Ese gasto ha disminuido desde entonces y los albergues han cerrado, pero Shortsleeve afirmó que la respuesta del estado a la crisis fue una muestra de prioridades equivocadas.
"Soy un hombre de negocios, me importan los números y me importa la salud financiera del estado", dijo Shortsleeve. "Y son miles de millones de dólares que, en mi opinión, estarían mejor destinados a apoyar a las ciudades y pueblos mediante una mayor ayuda estatal local".
La terminación, a finales de julio, del Temporary Protected Status (TPS) para 19,000 haitianos en Massachusetts también amenaza con afectar negativamente a sectores de la economía. Según una estimación, ese grupo aporta casi $500 millones al año al estado y proporciona trabajadores para sectores esenciales que enfrentan escasez de mano de obra.
Minogue dijo que estudiaría el impacto de la terminación del programa y que posiblemente abogaría por extenderlo en el futuro. Shortsleeve aún no ha comentado al respecto con WBUR.
Cuando se le preguntó si estaba escuchando preocupaciones sobre el control migratorio durante la campaña, Shortsleeve cambió de tema y habló sobre el aumento de los costos para las empresas.
"He visitado cientos de pequeñas empresas en todo el estado durante el último año", dijo Shortsleeve, y agregó que le han dicho: "Tienen que reducir nuestros impuestos, porque eso ayudaría a que las pequeñas empresas prosperen". Número dos: los costos de la energía".
Shortsleeve se presenta como el candidato socialmente moderado en las primarias republicanas, particularmente por su apoyo al acceso al aborto, y obtuvo el respaldo de The Boston Globe una semana antes de las elecciones primarias.
Pero en materia de inmigración, un mensaje conservador podría ser un problema para un candidato que intenta derrotar a Healey, afirmó Doug Chavez, un estratega demócrata de Boston.
"Especialmente en Massachusetts, los candidatos están un poco desconectados de la realidad si creen que presentarse como republicanos MAGA (Make America Great Again) en cuestiones migratorias los va a beneficiar", dijo Chavez.

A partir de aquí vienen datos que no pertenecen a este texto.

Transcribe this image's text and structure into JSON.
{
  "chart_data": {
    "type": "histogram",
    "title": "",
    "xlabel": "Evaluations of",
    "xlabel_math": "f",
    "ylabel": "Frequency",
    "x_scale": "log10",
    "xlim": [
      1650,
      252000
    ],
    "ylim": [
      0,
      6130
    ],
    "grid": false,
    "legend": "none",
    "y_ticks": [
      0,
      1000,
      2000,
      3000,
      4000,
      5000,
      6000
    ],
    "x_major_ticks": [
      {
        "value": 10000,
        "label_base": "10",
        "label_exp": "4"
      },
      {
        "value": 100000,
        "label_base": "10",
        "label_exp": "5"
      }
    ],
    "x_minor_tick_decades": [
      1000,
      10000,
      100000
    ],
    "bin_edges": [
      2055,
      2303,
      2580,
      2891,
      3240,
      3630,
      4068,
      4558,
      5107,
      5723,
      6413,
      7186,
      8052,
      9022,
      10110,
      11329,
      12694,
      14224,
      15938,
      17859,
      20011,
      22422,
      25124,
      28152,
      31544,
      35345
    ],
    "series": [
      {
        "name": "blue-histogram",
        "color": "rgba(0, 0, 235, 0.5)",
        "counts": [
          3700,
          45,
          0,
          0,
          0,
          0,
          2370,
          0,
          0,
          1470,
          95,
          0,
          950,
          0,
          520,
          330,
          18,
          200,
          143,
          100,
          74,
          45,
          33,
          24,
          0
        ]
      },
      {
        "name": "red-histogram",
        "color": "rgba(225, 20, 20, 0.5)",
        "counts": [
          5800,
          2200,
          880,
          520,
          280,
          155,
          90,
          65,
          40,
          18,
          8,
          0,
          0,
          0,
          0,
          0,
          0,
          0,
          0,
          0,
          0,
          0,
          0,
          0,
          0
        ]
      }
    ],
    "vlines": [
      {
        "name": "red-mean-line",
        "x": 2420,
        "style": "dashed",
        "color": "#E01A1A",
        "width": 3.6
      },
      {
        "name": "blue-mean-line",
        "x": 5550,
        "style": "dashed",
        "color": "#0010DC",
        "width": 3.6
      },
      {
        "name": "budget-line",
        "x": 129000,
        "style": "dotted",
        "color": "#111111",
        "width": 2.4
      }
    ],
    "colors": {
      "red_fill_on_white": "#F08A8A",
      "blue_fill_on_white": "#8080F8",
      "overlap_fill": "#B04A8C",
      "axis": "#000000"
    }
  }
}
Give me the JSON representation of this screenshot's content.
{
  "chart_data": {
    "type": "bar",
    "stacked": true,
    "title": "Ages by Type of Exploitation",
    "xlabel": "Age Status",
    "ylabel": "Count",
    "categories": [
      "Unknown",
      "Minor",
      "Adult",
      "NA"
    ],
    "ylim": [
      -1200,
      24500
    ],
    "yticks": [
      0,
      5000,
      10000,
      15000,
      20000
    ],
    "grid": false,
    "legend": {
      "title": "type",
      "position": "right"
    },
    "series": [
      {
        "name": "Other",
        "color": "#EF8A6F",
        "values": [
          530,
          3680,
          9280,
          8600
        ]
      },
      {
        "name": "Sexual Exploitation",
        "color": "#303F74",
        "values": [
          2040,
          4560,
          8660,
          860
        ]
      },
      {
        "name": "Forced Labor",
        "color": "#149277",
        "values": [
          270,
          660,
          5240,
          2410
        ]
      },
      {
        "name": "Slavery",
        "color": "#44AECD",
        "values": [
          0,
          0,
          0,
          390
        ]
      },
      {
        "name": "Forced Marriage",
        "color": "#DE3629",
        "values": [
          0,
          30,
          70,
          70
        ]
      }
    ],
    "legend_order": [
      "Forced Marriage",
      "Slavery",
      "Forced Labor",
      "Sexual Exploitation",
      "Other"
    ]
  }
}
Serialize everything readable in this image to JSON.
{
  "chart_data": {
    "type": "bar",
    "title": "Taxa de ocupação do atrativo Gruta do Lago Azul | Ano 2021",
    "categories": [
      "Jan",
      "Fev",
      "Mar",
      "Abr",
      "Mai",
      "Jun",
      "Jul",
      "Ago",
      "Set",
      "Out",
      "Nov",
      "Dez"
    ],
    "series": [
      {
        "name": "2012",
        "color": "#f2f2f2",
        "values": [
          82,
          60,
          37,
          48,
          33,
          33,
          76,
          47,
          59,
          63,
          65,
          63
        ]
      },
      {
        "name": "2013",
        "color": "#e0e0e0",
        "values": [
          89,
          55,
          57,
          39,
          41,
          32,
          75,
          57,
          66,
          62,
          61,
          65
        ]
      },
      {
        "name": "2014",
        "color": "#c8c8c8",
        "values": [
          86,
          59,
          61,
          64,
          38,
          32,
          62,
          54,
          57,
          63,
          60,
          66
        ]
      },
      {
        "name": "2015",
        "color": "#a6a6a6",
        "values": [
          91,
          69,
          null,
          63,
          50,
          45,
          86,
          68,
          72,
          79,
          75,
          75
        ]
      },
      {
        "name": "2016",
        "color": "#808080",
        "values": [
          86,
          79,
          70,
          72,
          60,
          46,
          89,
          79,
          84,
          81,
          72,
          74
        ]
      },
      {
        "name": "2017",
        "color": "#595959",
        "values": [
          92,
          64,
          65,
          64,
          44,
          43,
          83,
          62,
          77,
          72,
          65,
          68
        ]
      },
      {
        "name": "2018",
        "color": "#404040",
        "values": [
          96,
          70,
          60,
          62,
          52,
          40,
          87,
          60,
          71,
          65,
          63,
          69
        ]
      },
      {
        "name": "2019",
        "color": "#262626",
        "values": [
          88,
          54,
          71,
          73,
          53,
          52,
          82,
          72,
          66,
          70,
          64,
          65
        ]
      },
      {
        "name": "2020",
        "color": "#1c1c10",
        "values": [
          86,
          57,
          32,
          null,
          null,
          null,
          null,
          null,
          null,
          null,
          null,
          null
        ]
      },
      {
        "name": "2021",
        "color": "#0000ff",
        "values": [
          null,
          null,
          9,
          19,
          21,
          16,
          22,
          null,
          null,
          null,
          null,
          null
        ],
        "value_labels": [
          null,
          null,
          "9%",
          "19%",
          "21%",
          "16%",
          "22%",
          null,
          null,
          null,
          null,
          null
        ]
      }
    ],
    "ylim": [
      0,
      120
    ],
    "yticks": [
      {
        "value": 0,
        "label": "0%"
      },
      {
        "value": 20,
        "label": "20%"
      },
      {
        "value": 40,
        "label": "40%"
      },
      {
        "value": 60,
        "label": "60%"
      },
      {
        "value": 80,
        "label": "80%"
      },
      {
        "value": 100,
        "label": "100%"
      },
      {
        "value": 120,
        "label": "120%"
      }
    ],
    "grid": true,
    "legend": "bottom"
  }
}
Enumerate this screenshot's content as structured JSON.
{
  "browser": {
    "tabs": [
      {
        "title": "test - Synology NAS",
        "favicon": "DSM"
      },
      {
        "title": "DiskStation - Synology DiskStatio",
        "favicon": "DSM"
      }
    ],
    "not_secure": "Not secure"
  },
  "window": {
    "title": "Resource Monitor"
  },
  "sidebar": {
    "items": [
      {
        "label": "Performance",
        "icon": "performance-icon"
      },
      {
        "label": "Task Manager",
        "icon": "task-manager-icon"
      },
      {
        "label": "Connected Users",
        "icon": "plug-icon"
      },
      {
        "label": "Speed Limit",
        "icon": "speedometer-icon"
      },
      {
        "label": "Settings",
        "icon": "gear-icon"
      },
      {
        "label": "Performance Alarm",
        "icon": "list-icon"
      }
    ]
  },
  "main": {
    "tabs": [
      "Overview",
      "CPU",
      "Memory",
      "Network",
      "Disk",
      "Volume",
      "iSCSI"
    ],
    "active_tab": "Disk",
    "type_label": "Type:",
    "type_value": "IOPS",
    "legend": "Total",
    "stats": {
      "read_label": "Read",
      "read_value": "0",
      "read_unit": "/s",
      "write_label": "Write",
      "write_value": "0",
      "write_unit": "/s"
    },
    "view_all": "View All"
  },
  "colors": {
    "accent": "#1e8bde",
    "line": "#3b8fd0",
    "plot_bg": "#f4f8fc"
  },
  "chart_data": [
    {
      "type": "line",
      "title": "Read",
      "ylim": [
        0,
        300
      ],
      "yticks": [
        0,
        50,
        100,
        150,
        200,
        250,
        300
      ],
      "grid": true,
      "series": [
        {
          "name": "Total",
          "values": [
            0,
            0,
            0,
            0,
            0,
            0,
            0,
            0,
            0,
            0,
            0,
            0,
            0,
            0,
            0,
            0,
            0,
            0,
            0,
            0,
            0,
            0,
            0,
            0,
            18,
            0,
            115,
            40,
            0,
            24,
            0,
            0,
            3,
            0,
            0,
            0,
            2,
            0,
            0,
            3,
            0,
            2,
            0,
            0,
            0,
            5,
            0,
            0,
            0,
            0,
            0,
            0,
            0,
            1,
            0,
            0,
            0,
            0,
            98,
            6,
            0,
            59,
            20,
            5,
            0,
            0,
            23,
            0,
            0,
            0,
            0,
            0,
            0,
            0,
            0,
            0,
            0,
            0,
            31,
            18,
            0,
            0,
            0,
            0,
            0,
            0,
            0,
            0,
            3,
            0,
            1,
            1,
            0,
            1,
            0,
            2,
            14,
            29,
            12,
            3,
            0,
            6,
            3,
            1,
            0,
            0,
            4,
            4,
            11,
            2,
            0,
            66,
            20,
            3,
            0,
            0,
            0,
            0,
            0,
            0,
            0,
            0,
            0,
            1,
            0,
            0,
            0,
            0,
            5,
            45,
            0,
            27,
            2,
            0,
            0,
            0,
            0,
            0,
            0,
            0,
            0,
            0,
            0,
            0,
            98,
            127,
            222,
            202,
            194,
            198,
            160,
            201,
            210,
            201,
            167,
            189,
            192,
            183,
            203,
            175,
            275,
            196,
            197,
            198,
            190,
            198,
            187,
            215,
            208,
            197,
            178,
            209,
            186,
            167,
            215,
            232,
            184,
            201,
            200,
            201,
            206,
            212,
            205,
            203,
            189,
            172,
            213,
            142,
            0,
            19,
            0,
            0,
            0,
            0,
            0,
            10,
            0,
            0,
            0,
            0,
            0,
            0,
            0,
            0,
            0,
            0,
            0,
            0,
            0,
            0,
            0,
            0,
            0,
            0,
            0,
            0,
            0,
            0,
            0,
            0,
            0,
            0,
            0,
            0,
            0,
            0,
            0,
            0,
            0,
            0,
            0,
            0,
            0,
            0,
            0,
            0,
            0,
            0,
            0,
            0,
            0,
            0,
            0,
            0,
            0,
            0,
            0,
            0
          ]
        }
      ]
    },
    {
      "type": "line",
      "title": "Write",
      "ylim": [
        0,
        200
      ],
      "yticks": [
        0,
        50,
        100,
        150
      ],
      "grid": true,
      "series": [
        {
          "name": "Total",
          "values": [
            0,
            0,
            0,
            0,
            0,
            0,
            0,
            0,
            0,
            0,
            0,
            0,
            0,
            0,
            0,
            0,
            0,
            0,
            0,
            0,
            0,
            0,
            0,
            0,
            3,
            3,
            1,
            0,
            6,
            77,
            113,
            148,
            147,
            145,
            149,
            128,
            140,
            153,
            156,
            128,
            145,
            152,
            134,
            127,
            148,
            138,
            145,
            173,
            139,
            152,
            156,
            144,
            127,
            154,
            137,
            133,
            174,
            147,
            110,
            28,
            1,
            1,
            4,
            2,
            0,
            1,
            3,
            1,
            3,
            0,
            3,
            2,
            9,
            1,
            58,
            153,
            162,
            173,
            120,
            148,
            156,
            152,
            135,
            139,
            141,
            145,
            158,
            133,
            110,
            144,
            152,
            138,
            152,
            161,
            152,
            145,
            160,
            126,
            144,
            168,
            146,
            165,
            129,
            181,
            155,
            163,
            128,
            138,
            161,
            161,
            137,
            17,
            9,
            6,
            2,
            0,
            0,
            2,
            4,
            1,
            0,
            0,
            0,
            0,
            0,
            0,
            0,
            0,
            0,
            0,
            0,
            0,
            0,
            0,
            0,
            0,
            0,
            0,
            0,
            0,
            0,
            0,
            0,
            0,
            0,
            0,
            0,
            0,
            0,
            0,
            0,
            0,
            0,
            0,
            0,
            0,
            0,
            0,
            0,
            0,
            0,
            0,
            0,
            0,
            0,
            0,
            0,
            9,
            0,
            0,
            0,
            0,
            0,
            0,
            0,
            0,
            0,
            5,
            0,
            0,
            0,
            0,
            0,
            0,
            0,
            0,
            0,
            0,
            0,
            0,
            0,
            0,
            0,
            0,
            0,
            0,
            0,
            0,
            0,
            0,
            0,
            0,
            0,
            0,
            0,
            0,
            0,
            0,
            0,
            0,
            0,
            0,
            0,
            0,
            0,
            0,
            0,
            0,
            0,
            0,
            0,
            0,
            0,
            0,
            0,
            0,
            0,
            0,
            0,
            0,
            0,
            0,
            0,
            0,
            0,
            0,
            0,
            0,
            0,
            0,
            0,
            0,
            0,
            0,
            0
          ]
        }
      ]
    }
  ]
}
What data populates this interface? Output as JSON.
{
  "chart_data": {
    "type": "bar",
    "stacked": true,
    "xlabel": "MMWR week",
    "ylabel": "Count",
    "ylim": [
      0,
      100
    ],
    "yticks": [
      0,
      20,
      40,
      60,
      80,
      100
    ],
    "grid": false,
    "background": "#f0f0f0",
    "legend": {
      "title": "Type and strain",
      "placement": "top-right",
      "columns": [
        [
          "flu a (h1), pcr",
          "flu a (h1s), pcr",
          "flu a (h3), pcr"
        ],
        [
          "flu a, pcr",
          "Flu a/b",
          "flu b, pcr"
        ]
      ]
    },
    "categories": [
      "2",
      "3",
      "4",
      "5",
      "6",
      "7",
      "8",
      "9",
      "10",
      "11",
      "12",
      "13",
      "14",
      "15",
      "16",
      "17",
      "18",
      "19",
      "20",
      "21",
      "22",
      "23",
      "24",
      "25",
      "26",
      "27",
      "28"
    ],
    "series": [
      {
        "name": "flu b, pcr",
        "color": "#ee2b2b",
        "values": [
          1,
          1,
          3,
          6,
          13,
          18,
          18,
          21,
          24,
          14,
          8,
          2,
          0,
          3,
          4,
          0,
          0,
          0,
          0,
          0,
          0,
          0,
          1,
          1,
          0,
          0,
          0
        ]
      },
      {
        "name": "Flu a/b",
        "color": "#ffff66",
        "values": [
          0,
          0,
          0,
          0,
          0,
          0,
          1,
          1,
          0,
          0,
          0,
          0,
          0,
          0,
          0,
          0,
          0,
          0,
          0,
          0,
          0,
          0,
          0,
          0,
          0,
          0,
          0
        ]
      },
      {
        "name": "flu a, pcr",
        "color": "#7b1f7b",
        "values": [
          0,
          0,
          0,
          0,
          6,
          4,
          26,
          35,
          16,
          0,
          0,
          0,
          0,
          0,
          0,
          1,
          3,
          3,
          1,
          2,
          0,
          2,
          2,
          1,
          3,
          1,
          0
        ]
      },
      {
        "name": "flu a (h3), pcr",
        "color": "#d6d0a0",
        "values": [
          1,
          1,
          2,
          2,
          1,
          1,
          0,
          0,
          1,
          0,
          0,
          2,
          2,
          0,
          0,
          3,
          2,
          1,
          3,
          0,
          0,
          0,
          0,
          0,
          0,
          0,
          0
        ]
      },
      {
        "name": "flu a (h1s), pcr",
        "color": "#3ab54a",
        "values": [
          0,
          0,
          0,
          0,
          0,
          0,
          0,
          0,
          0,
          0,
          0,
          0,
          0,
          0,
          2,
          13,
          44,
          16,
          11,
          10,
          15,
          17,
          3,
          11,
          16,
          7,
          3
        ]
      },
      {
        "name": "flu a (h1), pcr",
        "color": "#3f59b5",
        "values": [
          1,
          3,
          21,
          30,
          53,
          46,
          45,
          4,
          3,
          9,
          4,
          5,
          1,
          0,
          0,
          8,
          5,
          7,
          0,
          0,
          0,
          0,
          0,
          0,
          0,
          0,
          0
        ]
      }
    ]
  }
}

Afirmó que Healey ha sido más moderada en materia de inmigración de lo que a muchos sectores de la izquierda les gustaría. En medio de las críticas generalizadas al gasto estatal en albergues para inmigrantes, en 2023 el estado comenzó a reducir considerablemente los requisitos para acceder a los albergues y, finalmente, dejó de utilizar hoteles como albergues de emergencia.
Eso podría haber sido un tema importante para los republicanos en 2022, dijo Chavez, pero no tanto en la actualidad.
"Quiero decir, pueden intentar utilizarlo, pero eso es cosa del pasado", afirmó.
Para quienquiera que gane las primarias republicanas, Chavez dijo que sería inteligente adoptar una postura más moderada respecto a la inmigración.
"Creo que la mejor estrategia para cualquiera que se enfrente a ella ahora sería acercarse al centro, ser más como un republicano del estilo de Charlie Baker", dijo.
Paul Craney, director ejecutivo de la Massachusetts Fiscal Alliance, de tendencia derechista, dijo que moverse hacia la izquierda en materia de inmigración no sería una estrategia inteligente.
"Hay muchas cosas que están saliendo mal en el estado de Massachusetts en este momento", dijo Craney. "Así que no creo necesariamente que adoptar una postura más progresista sobre inmigración sea una estrategia ganadora. Creo que ser compasivo con las personas en general es un buen consejo y un consejo sensato, pero también hay que reconocer que Massachusetts ya no puede permitirse dejar de ser competitivo".
Quien sea elegido como próximo gobernador, dijo Craney, debería trabajar para mantener una relación productiva con el presidente.
"Sería muy inteligente que se tomaran un momento, respiraran profundamente, hicieran una pausa y pensaran: "¿Cómo construyo relaciones con quienquiera que esté en la Casa Blanca por el bien de Massachusetts?"".